Questions fréquentes

Quels sont les motifs pour contester une prolongation de rétention administrative ?
Vous pouvez contester la prolongation si l'administration n'a pas prouvé ses diligences pour organiser votre éloignement, ou s'il n'existe pas de perspectives raisonnables d'éloignement. Dans cette affaire, le requérant a invoqué l'absence de pièces justifiant les diligences et l'impossibilité d'éloignement en raison de sa nationalité algérienne, mais la cour a rejeté ces moyens.
L'administration doit-elle prouver ses diligences pour prolonger la rétention ?
Oui, selon l'article R743-2 du CESEDA, la requête en prolongation doit être accompagnée des pièces justifiant des diligences de l'administration. En l'espèce, la cour a estimé que l'administration avait produit les pièces nécessaires, contrairement à ce que soutenait l'appelant.
Que sont des perspectives raisonnables d'éloignement ?
Il s'agit de la probabilité que l'éloignement de l'étranger puisse être réalisé dans un délai raisonnable, notamment dans le délai légal de 90 jours de rétention. Dans cette décision, la cour a jugé que les perspectives d'éloignement étaient raisonnables car le recours de l'intéressé contre le refus de visa était manifestement infondé.
La nationalité algérienne peut-elle justifier l'absence de perspectives d'éloignement ?
Non, la nationalité algérienne en elle-même ne suffit pas à démontrer l'absence de perspectives d'éloignement.
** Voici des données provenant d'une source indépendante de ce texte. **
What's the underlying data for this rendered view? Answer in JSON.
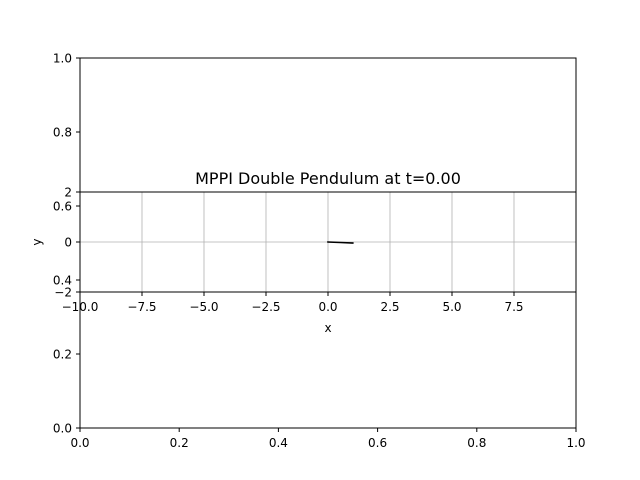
{
  "chart_data": [
    {
      "type": "line",
      "role": "background-axes",
      "title": "",
      "xlabel": "",
      "ylabel": "",
      "xlim": [
        0.0,
        1.0
      ],
      "ylim": [
        0.0,
        1.0
      ],
      "x_ticks": [
        {
          "value": 0.0,
          "label": "0.0"
        },
        {
          "value": 0.2,
          "label": "0.2"
        },
        {
          "value": 0.4,
          "label": "0.4"
        },
        {
          "value": 0.6,
          "label": "0.6"
        },
        {
          "value": 0.8,
          "label": "0.8"
        },
        {
          "value": 1.0,
          "label": "1.0"
        }
      ],
      "y_ticks": [
        {
          "value": 0.0,
          "label": "0.0"
        },
        {
          "value": 0.2,
          "label": "0.2"
        },
        {
          "value": 0.4,
          "label": "0.4"
        },
        {
          "value": 0.6,
          "label": "0.6"
        },
        {
          "value": 0.8,
          "label": "0.8"
        },
        {
          "value": 1.0,
          "label": "1.0"
        }
      ],
      "grid": false,
      "series": []
    },
    {
      "type": "line",
      "role": "pendulum-axes",
      "title": "MPPI Double Pendulum at t=0.00",
      "xlabel": "x",
      "ylabel": "y",
      "xlim": [
        -10.0,
        10.0
      ],
      "ylim": [
        -2.0,
        2.0
      ],
      "x_ticks": [
        {
          "value": -10.0,
          "label": "−10.0"
        },
        {
          "value": -7.5,
          "label": "−7.5"
        },
        {
          "value": -5.0,
          "label": "−5.0"
        },
        {
          "value": -2.5,
          "label": "−2.5"
        },
        {
          "value": 0.0,
          "label": "0.0"
        },
        {
          "value": 2.5,
          "label": "2.5"
        },
        {
          "value": 5.0,
          "label": "5.0"
        },
        {
          "value": 7.5,
          "label": "7.5"
        }
      ],
      "y_ticks": [
        {
          "value": -2,
          "label": "−2"
        },
        {
          "value": 0,
          "label": "0"
        },
        {
          "value": 2,
          "label": "2"
        }
      ],
      "grid": true,
      "series": [
        {
          "color": "#000000",
          "x": [
            0.0,
            0.5,
            1.0
          ],
          "y": [
            0.0,
            -0.02,
            -0.04
          ]
        }
      ]
    }
  ]
}
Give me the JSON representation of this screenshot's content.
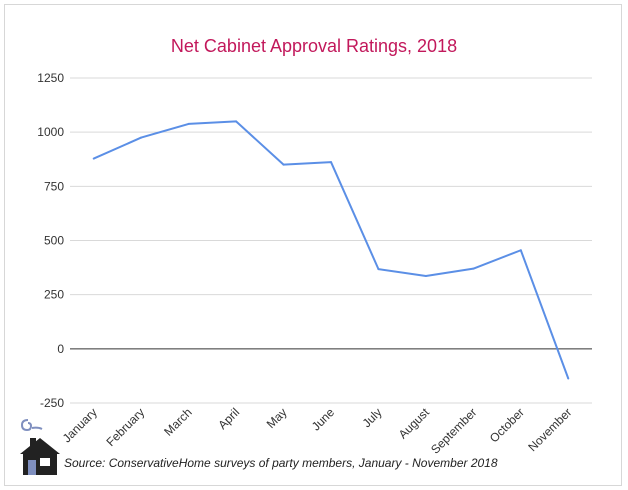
{
  "chart_data": {
    "type": "line",
    "title": "Net Cabinet Approval Ratings, 2018",
    "xlabel": "",
    "ylabel": "",
    "categories": [
      "January",
      "February",
      "March",
      "April",
      "May",
      "June",
      "July",
      "August",
      "September",
      "October",
      "November"
    ],
    "series": [
      {
        "values": [
          878,
          975,
          1038,
          1050,
          850,
          862,
          368,
          336,
          370,
          455,
          -137
        ]
      }
    ],
    "ylim": [
      -250,
      1250
    ],
    "yticks": [
      -250,
      0,
      250,
      500,
      750,
      1000,
      1250
    ],
    "grid": true,
    "legend": "none",
    "colors": {
      "line": "#5b8fe6",
      "grid": "#d9d9d9",
      "zero_line": "#333333",
      "title": "#c2185b"
    },
    "source": "Source: ConservativeHome surveys of party members, January - November 2018"
  }
}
Dans cette affaire, l'appelant invoquait sa nationalité, mais la cour a considéré que cela n'établissait pas l'impossibilité d'éloignement avant l'expiration du délai légal.
Quel est le délai pour faire appel d'une ordonnance de prolongation de rétention ?
L'appel doit être interjeté dans un délai très court, généralement 24 heures. Dans cette affaire, l'appel a été formé le jour même de l'ordonnance, à 17h59 pour une ordonnance rendue à 14h35.
Que se passe-t-il si l'administration ne fait pas assez de démarches pour m'éloigner ?
Vous pouvez contester la prolongation en invoquant le défaut de diligences. Si l'administration ne prouve pas avoir accompli les démarches nécessaires, la prolongation peut être refusée. Dans cette affaire, la cour a estimé que les diligences étaient suffisantes.